This project implements a Vision Transformer with a Feedforward Network (FFN) for enhanced performance. The combination of Vision Transformers and FFN aims to accelerate the model's performance, particularly in vision-related tasks.
The project is organized into several files:
- main.py: Contains the main training loop and inference code.
- factories/vision_transformer_factory.py: Factory class for creating the Vision Transformer model and data loaders.
- models/ffn_block.py: Implementation of the Feedforward Network (FFN) block.
- models/vision_transformer.py: Implementation of the Vision Transformer model.
- utils/evaluation_visualization.py: Utility functions for evaluating and visualizing the model's performance.
To train the Vision Transformer model, run the main()
function in main.py
. The trained model will be saved to a specified file path.
python main.py
To perform inference on a single image, uncomment and modify the example code in the main() function.
- Input Dimension: 28x28
- Number of Classes: 10
- Number of Blocks: 4
- Hidden Dimension: 256
- FFN Hidden Dimension: 512
- Dropout Probability: 0.1
- Batch Size: 128
- Learning Rate: 0.0001
- Number of Epochs: 10
The project uses the MNIST dataset. Data loading configurations can be found in the VisionTransformerFactory class.
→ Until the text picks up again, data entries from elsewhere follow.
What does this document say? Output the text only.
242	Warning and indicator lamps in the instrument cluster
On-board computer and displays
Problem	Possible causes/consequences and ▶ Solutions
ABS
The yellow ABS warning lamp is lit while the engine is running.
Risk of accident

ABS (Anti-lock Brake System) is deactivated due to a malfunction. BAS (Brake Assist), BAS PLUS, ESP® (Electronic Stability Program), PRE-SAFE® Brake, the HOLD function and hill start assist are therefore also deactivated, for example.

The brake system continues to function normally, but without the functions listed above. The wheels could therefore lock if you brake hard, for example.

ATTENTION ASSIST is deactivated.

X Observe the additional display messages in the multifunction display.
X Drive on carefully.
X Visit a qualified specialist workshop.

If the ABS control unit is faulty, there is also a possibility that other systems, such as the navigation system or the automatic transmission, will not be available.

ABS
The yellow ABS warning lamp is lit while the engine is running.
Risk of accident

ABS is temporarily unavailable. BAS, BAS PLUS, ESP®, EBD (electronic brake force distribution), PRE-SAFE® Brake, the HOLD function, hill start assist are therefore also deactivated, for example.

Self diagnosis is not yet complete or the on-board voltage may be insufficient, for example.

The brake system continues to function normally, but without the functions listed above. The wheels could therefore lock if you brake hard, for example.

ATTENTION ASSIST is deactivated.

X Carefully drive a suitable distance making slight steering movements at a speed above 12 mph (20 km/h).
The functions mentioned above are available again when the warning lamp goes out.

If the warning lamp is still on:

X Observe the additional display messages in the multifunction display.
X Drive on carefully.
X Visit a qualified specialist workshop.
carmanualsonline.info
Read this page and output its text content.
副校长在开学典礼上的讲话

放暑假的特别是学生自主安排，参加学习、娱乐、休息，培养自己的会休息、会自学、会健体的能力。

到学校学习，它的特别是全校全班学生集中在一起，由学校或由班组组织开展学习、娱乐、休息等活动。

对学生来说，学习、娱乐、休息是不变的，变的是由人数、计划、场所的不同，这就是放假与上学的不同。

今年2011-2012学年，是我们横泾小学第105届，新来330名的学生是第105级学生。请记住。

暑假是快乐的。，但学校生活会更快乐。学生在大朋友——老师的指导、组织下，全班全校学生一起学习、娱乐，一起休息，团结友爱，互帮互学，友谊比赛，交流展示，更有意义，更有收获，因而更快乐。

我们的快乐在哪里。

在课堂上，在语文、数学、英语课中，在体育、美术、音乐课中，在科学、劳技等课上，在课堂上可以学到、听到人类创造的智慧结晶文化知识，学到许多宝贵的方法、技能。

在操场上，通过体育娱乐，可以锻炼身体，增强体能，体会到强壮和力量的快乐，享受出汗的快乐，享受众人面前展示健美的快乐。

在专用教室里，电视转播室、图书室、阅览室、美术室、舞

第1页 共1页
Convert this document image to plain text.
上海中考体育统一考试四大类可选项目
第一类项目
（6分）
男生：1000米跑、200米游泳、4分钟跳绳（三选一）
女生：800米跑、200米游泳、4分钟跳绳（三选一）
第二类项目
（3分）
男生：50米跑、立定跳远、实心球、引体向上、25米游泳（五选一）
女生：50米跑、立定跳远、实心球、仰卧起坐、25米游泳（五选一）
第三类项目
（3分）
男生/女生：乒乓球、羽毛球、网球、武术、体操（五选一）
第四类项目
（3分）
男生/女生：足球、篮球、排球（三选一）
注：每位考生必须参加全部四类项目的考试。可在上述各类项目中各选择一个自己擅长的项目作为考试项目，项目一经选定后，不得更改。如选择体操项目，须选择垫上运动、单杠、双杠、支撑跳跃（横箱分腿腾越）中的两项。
The trained Vision Transformer model is saved to the file vision_transformer_model.pth.
To perform inference on a single image, use the example code in the main() function. Ensure that the model is loaded from the saved state dict.
The project includes visualization tools for monitoring the model's performance. Confusion matrices are saved to the path/to/project directory.
- PyTorch
- torchvision
- Pillow
- scikit-learn
- seaborn
- matplotlib
Install dependencies using:
pip install torch torchvision Pillow scikit-learn seaborn matplotlib
Feel free to explore and modify the project to suit your needs!
Please note that you might need to adjust the paths, dependencies, and other details based on your specific setup.